Le décalage coûte cher. Uness reste payant pour eux. Ils financent des préparations privées et s’entraident. La Corporation médicale de Cluj les appuie pour les démarches. Un père, Rémi Baudin, endeuillé après le suicide de sa fille, alerte sur les risques. Cette médecine exigeante réclame aussi un cadre humain.

Choisir sa voie en médecine sans se trahir

Une fois diplômés, les EDN décident de la suite. Le matching attribue une spécialité selon le rang. Beaucoup obtiennent la médecine générale ou la psychiatrie, pas la chirurgie ni l’anesthésie. L’écart de préparation pèse, car ils n’ont pas été formatés tôt. La frustration est nette, et le choix devient cornélien.

Certains préfèrent d’autres chemins.
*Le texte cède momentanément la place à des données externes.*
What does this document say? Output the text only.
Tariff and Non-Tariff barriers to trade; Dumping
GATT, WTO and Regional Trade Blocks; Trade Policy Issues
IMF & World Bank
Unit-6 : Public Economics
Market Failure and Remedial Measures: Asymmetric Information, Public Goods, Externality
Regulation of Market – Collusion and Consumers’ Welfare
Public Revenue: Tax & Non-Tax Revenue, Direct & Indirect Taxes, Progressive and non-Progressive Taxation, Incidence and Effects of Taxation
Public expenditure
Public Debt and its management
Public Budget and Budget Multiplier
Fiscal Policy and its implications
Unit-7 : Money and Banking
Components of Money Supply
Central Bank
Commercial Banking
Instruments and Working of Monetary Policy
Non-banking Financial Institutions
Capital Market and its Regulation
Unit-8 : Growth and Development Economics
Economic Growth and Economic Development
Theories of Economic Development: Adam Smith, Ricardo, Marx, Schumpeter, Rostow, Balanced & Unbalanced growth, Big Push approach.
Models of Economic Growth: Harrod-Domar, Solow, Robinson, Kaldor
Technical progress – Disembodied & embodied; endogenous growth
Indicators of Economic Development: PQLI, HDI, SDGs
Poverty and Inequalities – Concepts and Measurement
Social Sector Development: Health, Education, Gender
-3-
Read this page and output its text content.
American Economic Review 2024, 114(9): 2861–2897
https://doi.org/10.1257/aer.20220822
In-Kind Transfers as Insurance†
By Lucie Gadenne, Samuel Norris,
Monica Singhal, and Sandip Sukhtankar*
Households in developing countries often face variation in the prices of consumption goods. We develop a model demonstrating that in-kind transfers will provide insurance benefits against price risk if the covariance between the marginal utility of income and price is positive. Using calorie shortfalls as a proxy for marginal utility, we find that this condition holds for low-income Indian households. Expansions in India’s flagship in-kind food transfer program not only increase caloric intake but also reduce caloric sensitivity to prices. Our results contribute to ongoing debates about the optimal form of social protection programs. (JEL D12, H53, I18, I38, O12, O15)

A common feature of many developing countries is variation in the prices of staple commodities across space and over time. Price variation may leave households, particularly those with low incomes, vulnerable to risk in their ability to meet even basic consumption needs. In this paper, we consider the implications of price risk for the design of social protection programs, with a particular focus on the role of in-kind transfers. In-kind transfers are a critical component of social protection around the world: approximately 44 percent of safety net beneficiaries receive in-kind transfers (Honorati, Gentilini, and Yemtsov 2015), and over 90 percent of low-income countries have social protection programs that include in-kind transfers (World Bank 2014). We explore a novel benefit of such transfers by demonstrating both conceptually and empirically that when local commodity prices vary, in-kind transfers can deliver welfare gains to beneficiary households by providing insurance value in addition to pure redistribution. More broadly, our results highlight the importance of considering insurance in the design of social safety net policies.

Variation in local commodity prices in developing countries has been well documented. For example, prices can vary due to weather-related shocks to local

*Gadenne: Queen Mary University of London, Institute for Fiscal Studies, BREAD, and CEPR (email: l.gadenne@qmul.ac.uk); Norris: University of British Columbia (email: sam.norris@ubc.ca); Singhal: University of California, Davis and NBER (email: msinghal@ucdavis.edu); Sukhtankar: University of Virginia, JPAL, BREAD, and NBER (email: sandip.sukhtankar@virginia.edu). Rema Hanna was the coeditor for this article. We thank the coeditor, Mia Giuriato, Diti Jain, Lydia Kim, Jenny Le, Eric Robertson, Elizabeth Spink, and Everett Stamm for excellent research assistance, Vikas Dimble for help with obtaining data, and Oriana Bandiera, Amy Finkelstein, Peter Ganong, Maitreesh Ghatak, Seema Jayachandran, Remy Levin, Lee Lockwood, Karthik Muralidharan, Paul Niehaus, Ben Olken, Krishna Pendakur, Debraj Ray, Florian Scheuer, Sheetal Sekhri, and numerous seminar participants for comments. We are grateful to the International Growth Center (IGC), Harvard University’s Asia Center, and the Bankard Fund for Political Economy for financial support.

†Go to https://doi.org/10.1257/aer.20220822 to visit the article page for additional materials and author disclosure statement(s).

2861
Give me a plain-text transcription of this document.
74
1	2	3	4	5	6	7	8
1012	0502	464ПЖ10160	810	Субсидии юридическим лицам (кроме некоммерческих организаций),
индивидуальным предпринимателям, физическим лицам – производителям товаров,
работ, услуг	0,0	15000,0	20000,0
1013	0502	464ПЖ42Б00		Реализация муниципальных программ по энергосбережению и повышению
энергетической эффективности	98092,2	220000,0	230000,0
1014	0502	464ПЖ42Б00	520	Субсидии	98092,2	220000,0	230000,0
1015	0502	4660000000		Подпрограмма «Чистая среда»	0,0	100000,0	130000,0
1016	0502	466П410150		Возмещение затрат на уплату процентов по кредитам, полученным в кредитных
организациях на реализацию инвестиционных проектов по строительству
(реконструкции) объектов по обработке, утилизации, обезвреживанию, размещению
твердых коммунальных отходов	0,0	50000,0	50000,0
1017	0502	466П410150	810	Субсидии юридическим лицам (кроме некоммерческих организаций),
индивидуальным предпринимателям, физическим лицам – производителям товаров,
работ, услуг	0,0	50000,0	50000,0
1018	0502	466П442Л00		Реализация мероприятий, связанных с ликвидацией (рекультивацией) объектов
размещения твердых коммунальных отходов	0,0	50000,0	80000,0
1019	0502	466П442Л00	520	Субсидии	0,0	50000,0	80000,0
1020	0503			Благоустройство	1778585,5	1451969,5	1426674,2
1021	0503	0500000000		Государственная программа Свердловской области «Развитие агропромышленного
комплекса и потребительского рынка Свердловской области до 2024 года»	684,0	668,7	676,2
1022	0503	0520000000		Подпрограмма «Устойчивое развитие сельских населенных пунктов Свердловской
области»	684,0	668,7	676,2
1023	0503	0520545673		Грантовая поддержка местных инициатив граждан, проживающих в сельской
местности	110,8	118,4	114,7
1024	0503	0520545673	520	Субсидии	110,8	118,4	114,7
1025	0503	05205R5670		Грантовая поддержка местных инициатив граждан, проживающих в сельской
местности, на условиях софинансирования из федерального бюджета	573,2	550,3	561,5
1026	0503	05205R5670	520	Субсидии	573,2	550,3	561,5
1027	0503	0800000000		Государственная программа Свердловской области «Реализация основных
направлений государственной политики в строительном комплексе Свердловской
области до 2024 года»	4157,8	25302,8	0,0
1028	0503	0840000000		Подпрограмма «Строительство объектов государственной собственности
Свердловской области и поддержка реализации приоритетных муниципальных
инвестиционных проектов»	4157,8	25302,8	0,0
En Roumanie, quatre années en plus ouvrent des spécialités chirurgicales sans concours. La Suisse et l’Allemagne misent sur dossiers et entretiens. Des internes partent donc là-bas. Ils privilégient leur passion et acceptent l’exigence. La route est longue, mais elle reste cohérente.

D’autres reviennent malgré tout. Régis dit avoir été accueilli sans préjugé par ses chefs. Louis souligne l’adaptabilité acquise à l’étranger. Les équipes y voient des profils solides. Leur médecine de terrain rassure. Pourtant, l’impression demeure : la France ne facilite pas ces retours. Le pays manque pourtant de praticiens.

Réforme, chiffres en berne et promesses bloquées

Depuis 2021, la réforme du second cycle change tout. Les EDN exigent 14 sur 20 minimum. Les ECOS évaluent les gestes cliniques. Le classement se fait par spécialité. Un algorithme attribue ensuite les postes. Le dispositif vise l’équité. Il dérange cependant des parcours atypiques.

Les étudiants formés en Roumanie ignorent s’ils pourront passer en France. Ils doivent financer une préparation estimée à 7 500 euros par an. La charge s’ajoute aux années déjà payées. L’incertitude les use. Elle repousse des retours possibles. Elle fragilise des familles et ralentit des choix.

Les chiffres parlent. Avant 2023, plus d’une centaine rentraient chaque année. En 2024, ils n’étaient que neuf. La Corporation de Cluj espère quinze à trente retours. Fin 2023, Yannick Neuder, alors député et aujourd’hui ministre, a porté une loi. Adoptée en première lecture, elle patine. Le système de médecine français s’en prive.

Ce qu’il faut changer pour ne pas gâcher des vocations

Six années d’efforts ne doivent pas finir en impasse. Clarifier les concours, reconnaître les équivalences et soutenir la préparation EDN changerait la donne. Il faut aussi alléger les démarches et rendre lisibles les règles. Ces talents n’attendent que cela. La médecine y gagnera, et les patients aussi.